Stanislavski, Strasberg, Adler, Meisner : au centre de tout ça, l’acteur comme instrument...
- Le Théâtre du Mauvais Garçon
- 14 sept.
- 2 min de lecture

Strasberg : l’introspection comme vérité
Lee Strasberg a marqué des générations d’acteurs par sa méthode centrée sur la mémoire affective. L’idée était simple et puissante : puiser dans ses propres souvenirs pour nourrir le jeu, retrouver une émotion vécue et la transposer sur scène. Cela a donné des performances inoubliables, d’une intensité brute, et contribué à créer la légende de l’Actors Studio.
Mais j’ai vu aussi les dérives de cette approche. Des jeunes acteurs, souvent fragiles, poussés à revisiter des blessures personnelles sans filet. Des cours où l’on confondait art et thérapie. La recherche de vérité devenait parfois une épreuve psychologique, laissant des cicatrices au lieu d’outils.
Adler : l’imagination et la grandeur de l’art
Stella Adler, qui avait travaillé directement avec Stanislavski, s’est opposée à cette dérive. Pour elle, le théâtre n’était pas un exercice de confession intime. L’acteur devait s’élever, élargir son horizon par l’imagination, l’analyse du texte, la compréhension du contexte historique et social.
Avec Adler, on cesse de rapetisser l’art à la taille de sa vie privée. On l’ouvre, on l’élève. L’acteur devient un citoyen, un témoin, quelqu’un qui prête sa voix et son corps à un monde plus vaste que lui. Sa pédagogie rappelle que l’imagination est un moteur au moins aussi puissant que la mémoire.
Entre Adler et Strasberg : ma pratique
Pour ma part, je me situe souvent entre ces deux pôles. Car sur scène, je n’ai d’autre instrument que moi-même : ma voix, mon souffle, mon corps, mes émotions. Le personnage naît précisément dans cette rencontre entre ce que je suis et les circonstances qui ne sont pas les miennes.
Pourquoi choisir ? Si une mémoire personnelle me nourrit, je peux l’utiliser. Si l’imaginaire et les circonstances suffisent, je m’y appuie. Le but n’est pas de se soumettre à une école, mais de rester vivant, présent, disponible.
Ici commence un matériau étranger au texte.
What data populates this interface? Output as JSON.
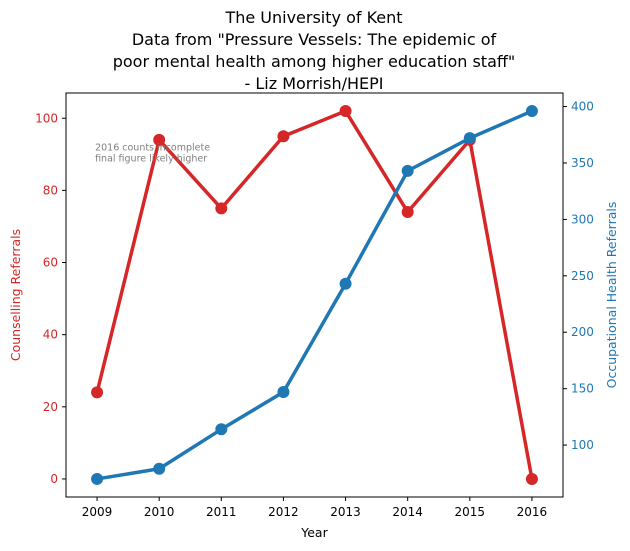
{
  "title_lines": [
    "The University of Kent",
    "Data from \"Pressure Vessels: The epidemic of",
    "poor mental health among higher education staff\"",
    "- Liz Morrish/HEPI"
  ],
  "chart_data": {
    "type": "line",
    "x": [
      2009,
      2010,
      2011,
      2012,
      2013,
      2014,
      2015,
      2016
    ],
    "xlabel": "Year",
    "xlim": [
      2008.5,
      2016.5
    ],
    "series": [
      {
        "name": "Counselling Referrals",
        "axis": "left",
        "color": "#d62728",
        "values": [
          24,
          94,
          75,
          95,
          102,
          74,
          94,
          0
        ]
      },
      {
        "name": "Occupational Health Referrals",
        "axis": "right",
        "color": "#1f77b4",
        "values": [
          70,
          79,
          114,
          147,
          243,
          343,
          372,
          396
        ]
      }
    ],
    "y_left": {
      "label": "Counselling Referrals",
      "color": "#d62728",
      "ylim": [
        -5,
        107
      ],
      "ticks": [
        0,
        20,
        40,
        60,
        80,
        100
      ]
    },
    "y_right": {
      "label": "Occupational Health Referrals",
      "color": "#1f77b4",
      "ylim": [
        54,
        412
      ],
      "ticks": [
        100,
        150,
        200,
        250,
        300,
        350,
        400
      ]
    },
    "annotation": {
      "lines": [
        "2016 counts incomplete",
        "final figure likely higher"
      ],
      "x": 2009,
      "y": 91
    },
    "grid": false,
    "legend": "none"
  }
}
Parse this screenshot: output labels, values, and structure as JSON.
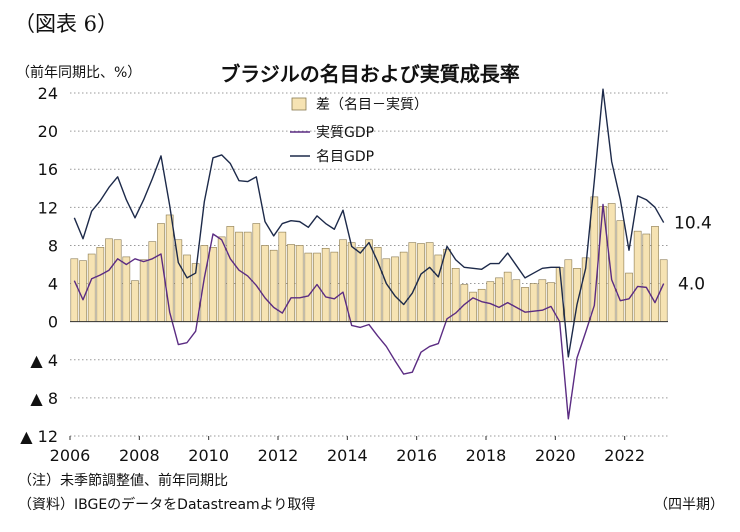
{
  "figure_label": "（図表 6）",
  "title": "ブラジルの名目および実質成長率",
  "unit_label": "（前年同期比、%）",
  "notes": {
    "note1": "（注）未季節調整値、前年同期比",
    "note2": "（資料）IBGEのデータをDatastreamより取得"
  },
  "period_label": "（四半期）",
  "colors": {
    "bar_fill": "#f6e3b3",
    "bar_stroke": "#8a7a50",
    "real_line": "#5b2c83",
    "nominal_line": "#1d2a4a",
    "grid": "#9a9a9a"
  },
  "chart_data": {
    "type": "bar+line",
    "title": "ブラジルの名目および実質成長率",
    "ylabel": "（前年同期比、%）",
    "xlabel": "（四半期）",
    "ylim": [
      -12,
      24
    ],
    "yticks": [
      24,
      20,
      16,
      12,
      8,
      4,
      0,
      -4,
      -8,
      -12
    ],
    "ytick_labels": [
      "24",
      "20",
      "16",
      "12",
      "8",
      "4",
      "0",
      "▲ 4",
      "▲ 8",
      "▲ 12"
    ],
    "xticks": [
      "2006",
      "2008",
      "2010",
      "2012",
      "2014",
      "2016",
      "2018",
      "2020",
      "2022"
    ],
    "start": "2006Q1",
    "legend": [
      "差（名目－実質）",
      "実質GDP",
      "名目GDP"
    ],
    "legend_position": "top-center",
    "grid": "horizontal dotted",
    "end_labels": {
      "nominal": "10.4",
      "real": "4.0"
    },
    "series": [
      {
        "name": "差（名目－実質）",
        "kind": "bar",
        "values": [
          6.6,
          6.4,
          7.1,
          7.8,
          8.7,
          8.6,
          6.8,
          4.3,
          6.5,
          8.4,
          10.3,
          11.2,
          8.6,
          7.0,
          6.1,
          8.0,
          7.8,
          8.9,
          10.0,
          9.4,
          9.4,
          10.3,
          8.0,
          7.5,
          9.4,
          8.1,
          8.0,
          7.2,
          7.2,
          7.7,
          7.3,
          8.6,
          8.3,
          7.8,
          8.6,
          7.8,
          6.6,
          6.8,
          7.3,
          8.3,
          8.2,
          8.3,
          7.0,
          7.6,
          5.6,
          3.9,
          3.1,
          3.4,
          4.2,
          4.6,
          5.2,
          4.4,
          3.6,
          4.0,
          4.4,
          4.1,
          5.7,
          6.5,
          5.6,
          6.7,
          13.1,
          12.1,
          12.4,
          10.6,
          5.1,
          9.5,
          9.2,
          10.0,
          6.5
        ]
      },
      {
        "name": "実質GDP",
        "kind": "line",
        "values": [
          4.3,
          2.3,
          4.5,
          4.9,
          5.4,
          6.6,
          6.0,
          6.6,
          6.3,
          6.6,
          7.1,
          1.0,
          -2.4,
          -2.2,
          -1.0,
          4.6,
          9.2,
          8.6,
          6.6,
          5.4,
          4.8,
          3.8,
          2.5,
          1.5,
          0.9,
          2.5,
          2.5,
          2.7,
          3.9,
          2.6,
          2.4,
          3.1,
          -0.4,
          -0.6,
          -0.3,
          -1.5,
          -2.6,
          -4.1,
          -5.5,
          -5.3,
          -3.2,
          -2.6,
          -2.3,
          0.3,
          0.9,
          1.8,
          2.5,
          2.1,
          1.9,
          1.5,
          2.0,
          1.5,
          1.0,
          1.1,
          1.2,
          1.6,
          0.0,
          -10.2,
          -3.8,
          -1.1,
          1.7,
          12.3,
          4.4,
          2.2,
          2.4,
          3.7,
          3.6,
          2.0,
          4.0
        ]
      },
      {
        "name": "名目GDP",
        "kind": "line",
        "values": [
          10.9,
          8.7,
          11.6,
          12.7,
          14.1,
          15.2,
          12.8,
          10.9,
          12.8,
          15.0,
          17.4,
          12.2,
          6.2,
          4.6,
          5.1,
          12.6,
          17.2,
          17.5,
          16.6,
          14.8,
          14.7,
          15.2,
          10.5,
          9.0,
          10.3,
          10.6,
          10.5,
          9.9,
          11.1,
          10.3,
          9.7,
          11.7,
          7.9,
          7.2,
          8.3,
          6.3,
          4.0,
          2.7,
          1.8,
          3.0,
          5.0,
          5.7,
          4.7,
          7.9,
          6.5,
          5.7,
          5.6,
          5.5,
          6.1,
          6.1,
          7.2,
          5.9,
          4.6,
          5.1,
          5.6,
          5.7,
          5.7,
          -3.7,
          1.8,
          5.6,
          14.8,
          24.4,
          16.8,
          12.8,
          7.5,
          13.2,
          12.8,
          12.0,
          10.4
        ]
      }
    ]
  }
}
Meisner : la révélation de l’instant
En approfondissant cette réflexion, j’ai découvert Sanford Meisner. Et je dois avouer qu’en le lisant, je me suis reconnu. Sa méthode met l’accent sur le comportement vrai, sur l’écoute et la réactivité. Dans ses exercices de répétition, il ne s’agit pas de fouiller en soi ni de bâtir un univers imaginaire complexe, mais simplement d’être là, attentif, ouvert à l’autre.
Sans le savoir, j’étais déjà partisan de cette vision. Ce que Meisner propose rejoint ce que je cherchais instinctivement : la vérité dans la présence, dans la relation, dans l’instant.
Rester au centre
Finalement, je crois que je reste au centre de tout ça. Entre mémoire, imagination et instant présent. Entre moi et le personnage. Ce centre n’est pas une hésitation, mais une manière d’habiter le métier. Une façon de concevoir le jeu qui accueille la complexité plutôt que de la nier.
Peut-être que c’est là, au fond, le vrai legs de Stanislavski. Non pas une méthode unique, mais une recherche vivante, un chemin ouvert que chacun arpente à sa manière. Et sur ce chemin, je choisis d’habiter l’espace du milieu, là où se croisent Strasberg, Adler et Meisner.